To limit the amount of time needed to perform timing signoff, the design team pre-screened corners to work out which would have the biggest impact. “You need to find out what are the dominant corners for your design when you do design optimization. There is no way you can cover design by using a high number of corners because runtime will be too long. Do prescreening to understand how the design behaves: it could be wire or device dominant delay,” Leong said. For the project, the team ran 15 corners with two for primary signoff aimed at either end of the temperature scale.
To take account of effects such as back-Miller capacitance on the signal waveform, the procedure employed waveform propagation. “Before, at 28nm, this was the recommended flow. But at 20nm and below, this is a must,” Leong said. “We worked with the physical IP team very closely.

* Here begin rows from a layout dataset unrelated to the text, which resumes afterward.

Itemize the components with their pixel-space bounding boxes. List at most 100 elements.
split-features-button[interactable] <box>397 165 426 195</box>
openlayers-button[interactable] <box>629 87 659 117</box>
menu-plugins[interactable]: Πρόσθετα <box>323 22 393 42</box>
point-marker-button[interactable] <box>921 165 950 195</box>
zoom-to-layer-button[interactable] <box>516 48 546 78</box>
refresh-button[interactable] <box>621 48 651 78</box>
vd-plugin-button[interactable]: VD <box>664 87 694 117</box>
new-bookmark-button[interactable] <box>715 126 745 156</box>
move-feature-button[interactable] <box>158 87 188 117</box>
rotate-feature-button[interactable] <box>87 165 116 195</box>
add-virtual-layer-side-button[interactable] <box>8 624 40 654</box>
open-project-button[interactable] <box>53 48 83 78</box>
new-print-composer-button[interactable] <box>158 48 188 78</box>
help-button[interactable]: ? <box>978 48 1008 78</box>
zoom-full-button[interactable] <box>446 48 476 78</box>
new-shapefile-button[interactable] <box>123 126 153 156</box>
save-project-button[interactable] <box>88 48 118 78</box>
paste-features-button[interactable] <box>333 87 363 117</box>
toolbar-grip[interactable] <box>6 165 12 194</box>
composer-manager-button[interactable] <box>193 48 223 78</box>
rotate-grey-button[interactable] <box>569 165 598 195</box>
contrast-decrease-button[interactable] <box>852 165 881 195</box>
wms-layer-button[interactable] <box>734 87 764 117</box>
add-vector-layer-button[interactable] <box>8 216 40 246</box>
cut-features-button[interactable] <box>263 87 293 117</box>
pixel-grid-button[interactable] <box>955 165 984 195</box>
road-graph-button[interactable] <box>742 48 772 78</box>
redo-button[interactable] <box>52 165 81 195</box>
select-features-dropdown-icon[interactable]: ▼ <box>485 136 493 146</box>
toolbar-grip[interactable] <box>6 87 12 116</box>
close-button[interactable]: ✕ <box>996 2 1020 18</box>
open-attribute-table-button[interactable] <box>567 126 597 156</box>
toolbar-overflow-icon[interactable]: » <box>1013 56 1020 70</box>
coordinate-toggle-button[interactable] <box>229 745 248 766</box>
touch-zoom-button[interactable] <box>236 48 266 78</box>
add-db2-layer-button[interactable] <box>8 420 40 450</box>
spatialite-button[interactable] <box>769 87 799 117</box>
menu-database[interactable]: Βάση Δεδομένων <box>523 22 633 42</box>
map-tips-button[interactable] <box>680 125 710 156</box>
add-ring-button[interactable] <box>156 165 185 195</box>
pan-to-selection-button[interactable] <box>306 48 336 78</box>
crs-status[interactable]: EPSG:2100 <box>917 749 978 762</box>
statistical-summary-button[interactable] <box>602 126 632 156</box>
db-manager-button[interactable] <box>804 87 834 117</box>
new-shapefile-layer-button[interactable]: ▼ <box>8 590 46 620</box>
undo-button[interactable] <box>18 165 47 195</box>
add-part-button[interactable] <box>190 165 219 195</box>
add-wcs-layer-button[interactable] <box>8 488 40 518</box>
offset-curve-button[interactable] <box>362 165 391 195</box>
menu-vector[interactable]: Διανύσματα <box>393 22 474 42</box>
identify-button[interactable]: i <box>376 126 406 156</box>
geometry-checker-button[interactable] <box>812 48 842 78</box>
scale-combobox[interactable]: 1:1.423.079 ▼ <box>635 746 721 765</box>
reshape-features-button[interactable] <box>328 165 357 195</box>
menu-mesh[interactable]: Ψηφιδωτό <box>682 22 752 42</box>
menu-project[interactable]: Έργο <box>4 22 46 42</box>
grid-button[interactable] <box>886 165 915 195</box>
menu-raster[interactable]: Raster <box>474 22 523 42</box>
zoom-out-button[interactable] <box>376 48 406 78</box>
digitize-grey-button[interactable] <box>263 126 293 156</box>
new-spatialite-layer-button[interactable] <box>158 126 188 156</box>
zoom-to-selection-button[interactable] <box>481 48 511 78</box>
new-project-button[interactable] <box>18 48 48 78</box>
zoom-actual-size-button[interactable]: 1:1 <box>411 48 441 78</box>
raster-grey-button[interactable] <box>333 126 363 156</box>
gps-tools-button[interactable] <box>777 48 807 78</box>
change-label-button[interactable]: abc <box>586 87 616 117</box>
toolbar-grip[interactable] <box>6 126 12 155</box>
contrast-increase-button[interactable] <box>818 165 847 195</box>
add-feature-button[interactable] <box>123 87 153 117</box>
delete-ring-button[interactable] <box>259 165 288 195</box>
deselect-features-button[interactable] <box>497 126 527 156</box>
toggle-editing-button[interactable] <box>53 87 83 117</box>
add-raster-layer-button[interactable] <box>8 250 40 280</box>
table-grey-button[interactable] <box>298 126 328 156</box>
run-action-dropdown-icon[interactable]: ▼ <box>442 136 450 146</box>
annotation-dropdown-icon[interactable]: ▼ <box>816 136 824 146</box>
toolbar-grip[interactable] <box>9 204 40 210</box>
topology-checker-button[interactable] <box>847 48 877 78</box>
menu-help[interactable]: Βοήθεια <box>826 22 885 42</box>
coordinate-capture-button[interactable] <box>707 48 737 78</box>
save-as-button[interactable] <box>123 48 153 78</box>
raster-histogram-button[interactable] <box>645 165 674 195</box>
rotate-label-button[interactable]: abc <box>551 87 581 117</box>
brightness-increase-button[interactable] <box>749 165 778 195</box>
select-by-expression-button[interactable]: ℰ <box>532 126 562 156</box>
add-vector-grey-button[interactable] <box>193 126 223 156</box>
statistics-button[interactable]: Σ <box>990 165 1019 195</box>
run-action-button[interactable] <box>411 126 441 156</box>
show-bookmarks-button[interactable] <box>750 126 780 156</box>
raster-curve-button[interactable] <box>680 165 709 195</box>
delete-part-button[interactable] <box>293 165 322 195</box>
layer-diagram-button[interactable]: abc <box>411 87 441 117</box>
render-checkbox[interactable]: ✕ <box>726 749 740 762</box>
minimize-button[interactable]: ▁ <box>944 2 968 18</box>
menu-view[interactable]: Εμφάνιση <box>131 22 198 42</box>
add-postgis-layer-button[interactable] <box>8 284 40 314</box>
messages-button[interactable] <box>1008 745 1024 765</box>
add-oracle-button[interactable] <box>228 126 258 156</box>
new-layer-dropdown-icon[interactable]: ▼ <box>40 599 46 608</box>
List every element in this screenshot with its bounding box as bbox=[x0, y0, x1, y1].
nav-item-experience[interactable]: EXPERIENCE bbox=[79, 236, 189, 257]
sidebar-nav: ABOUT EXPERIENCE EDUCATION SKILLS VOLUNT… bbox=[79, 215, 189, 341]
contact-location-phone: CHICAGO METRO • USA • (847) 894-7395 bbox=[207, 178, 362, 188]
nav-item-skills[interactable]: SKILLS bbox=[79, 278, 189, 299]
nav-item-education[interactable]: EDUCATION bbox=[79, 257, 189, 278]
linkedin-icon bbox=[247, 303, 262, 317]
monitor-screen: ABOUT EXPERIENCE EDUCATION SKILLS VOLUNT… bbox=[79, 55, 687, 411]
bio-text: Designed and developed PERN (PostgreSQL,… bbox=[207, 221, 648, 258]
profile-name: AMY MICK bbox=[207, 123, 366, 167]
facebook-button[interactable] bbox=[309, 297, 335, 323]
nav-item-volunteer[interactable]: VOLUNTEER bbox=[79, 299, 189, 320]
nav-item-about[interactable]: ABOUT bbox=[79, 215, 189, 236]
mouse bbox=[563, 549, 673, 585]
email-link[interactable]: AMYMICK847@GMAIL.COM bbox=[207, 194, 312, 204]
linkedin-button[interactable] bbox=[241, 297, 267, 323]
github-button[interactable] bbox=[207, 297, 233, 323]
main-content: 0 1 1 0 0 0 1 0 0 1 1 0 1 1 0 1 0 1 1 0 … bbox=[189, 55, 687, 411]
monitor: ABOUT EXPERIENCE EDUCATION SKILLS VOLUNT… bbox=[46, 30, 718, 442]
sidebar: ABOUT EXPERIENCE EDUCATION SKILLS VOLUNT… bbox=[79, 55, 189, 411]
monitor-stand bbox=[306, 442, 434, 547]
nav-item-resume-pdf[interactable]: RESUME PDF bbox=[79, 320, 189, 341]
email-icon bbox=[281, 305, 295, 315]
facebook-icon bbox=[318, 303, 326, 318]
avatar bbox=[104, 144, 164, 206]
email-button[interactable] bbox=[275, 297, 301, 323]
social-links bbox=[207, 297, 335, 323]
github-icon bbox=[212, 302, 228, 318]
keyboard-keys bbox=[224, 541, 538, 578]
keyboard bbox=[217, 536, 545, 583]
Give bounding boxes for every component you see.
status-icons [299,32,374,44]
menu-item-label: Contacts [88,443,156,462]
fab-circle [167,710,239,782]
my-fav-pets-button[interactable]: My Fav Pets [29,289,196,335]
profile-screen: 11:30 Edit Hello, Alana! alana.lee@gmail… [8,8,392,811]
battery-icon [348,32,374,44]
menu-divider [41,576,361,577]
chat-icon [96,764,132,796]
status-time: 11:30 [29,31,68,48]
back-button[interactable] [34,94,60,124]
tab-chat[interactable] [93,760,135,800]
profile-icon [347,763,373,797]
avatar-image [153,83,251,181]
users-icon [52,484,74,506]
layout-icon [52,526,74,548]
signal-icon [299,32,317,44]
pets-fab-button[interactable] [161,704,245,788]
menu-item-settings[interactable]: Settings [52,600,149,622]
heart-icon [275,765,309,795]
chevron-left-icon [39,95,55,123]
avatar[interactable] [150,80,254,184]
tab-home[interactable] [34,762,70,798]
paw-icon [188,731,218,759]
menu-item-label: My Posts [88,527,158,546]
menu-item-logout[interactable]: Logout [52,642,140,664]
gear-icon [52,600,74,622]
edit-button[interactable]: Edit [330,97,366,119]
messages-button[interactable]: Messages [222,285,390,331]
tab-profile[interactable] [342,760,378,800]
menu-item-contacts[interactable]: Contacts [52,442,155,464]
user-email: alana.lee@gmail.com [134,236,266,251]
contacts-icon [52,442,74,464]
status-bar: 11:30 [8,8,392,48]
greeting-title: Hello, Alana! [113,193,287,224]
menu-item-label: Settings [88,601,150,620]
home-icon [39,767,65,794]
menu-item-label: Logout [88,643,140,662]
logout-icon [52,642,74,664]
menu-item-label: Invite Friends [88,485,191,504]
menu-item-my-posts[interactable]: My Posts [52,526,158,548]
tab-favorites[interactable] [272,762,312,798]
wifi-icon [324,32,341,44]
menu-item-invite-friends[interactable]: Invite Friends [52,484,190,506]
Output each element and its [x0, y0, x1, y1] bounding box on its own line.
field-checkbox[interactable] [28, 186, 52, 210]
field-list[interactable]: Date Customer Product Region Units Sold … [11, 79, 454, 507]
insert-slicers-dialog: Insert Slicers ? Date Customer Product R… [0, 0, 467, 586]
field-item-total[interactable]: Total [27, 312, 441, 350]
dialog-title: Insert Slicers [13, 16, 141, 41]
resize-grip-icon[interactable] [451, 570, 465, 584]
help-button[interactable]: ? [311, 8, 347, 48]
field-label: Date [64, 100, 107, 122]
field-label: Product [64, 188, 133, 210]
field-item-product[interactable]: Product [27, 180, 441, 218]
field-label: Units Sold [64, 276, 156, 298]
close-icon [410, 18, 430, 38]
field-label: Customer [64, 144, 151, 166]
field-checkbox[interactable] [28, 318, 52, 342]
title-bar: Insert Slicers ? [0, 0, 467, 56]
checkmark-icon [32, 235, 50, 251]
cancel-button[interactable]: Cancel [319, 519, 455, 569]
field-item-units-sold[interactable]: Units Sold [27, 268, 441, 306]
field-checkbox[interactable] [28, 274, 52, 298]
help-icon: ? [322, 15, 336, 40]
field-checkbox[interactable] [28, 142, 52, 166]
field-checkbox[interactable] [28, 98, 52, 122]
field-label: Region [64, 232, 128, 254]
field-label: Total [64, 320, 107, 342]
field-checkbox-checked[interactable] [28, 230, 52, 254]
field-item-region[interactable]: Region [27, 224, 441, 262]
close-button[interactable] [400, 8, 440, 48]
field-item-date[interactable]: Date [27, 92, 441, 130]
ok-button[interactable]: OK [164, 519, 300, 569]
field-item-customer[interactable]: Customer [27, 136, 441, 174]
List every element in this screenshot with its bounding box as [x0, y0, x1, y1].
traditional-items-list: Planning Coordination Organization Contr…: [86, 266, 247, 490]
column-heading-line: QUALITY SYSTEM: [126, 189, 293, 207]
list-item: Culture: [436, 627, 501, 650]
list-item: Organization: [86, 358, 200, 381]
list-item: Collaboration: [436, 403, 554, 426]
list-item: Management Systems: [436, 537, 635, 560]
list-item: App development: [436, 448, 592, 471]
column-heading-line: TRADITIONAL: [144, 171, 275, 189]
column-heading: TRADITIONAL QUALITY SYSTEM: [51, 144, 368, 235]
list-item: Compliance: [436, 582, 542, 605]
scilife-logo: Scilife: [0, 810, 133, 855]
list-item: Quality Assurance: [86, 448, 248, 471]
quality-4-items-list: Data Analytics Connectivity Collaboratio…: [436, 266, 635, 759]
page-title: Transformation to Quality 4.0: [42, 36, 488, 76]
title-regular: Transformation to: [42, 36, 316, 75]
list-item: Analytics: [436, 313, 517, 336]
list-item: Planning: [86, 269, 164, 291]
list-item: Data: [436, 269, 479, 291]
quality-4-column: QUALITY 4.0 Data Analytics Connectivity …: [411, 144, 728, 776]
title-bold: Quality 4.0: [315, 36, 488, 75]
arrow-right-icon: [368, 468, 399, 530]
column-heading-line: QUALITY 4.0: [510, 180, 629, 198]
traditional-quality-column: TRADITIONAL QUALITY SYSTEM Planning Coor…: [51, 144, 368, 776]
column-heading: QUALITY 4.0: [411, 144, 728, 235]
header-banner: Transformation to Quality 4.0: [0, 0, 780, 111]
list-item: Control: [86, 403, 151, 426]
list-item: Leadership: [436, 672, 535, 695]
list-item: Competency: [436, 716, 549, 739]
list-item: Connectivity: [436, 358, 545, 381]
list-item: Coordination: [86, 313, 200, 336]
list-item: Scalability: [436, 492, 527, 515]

Every day the two teams talked to each other to understand all the issues.”
Post-silicon, the 16FF design met its predicted timing envelope with some margin at all its voltage settings. TSMC has gone on and performed the same exercise for the improved 16FF+ process. “On early simulation of 16FF+ for same power envelope, the frequency on the big core increases 11 per cent. The little core can go up to another 35 per cent down in voltage. We haven’t taped out that test chip yet but we believe it will be very close to the [predicted] line. We believe TSMC and ARM are the industrial leaders,” Leong claimed.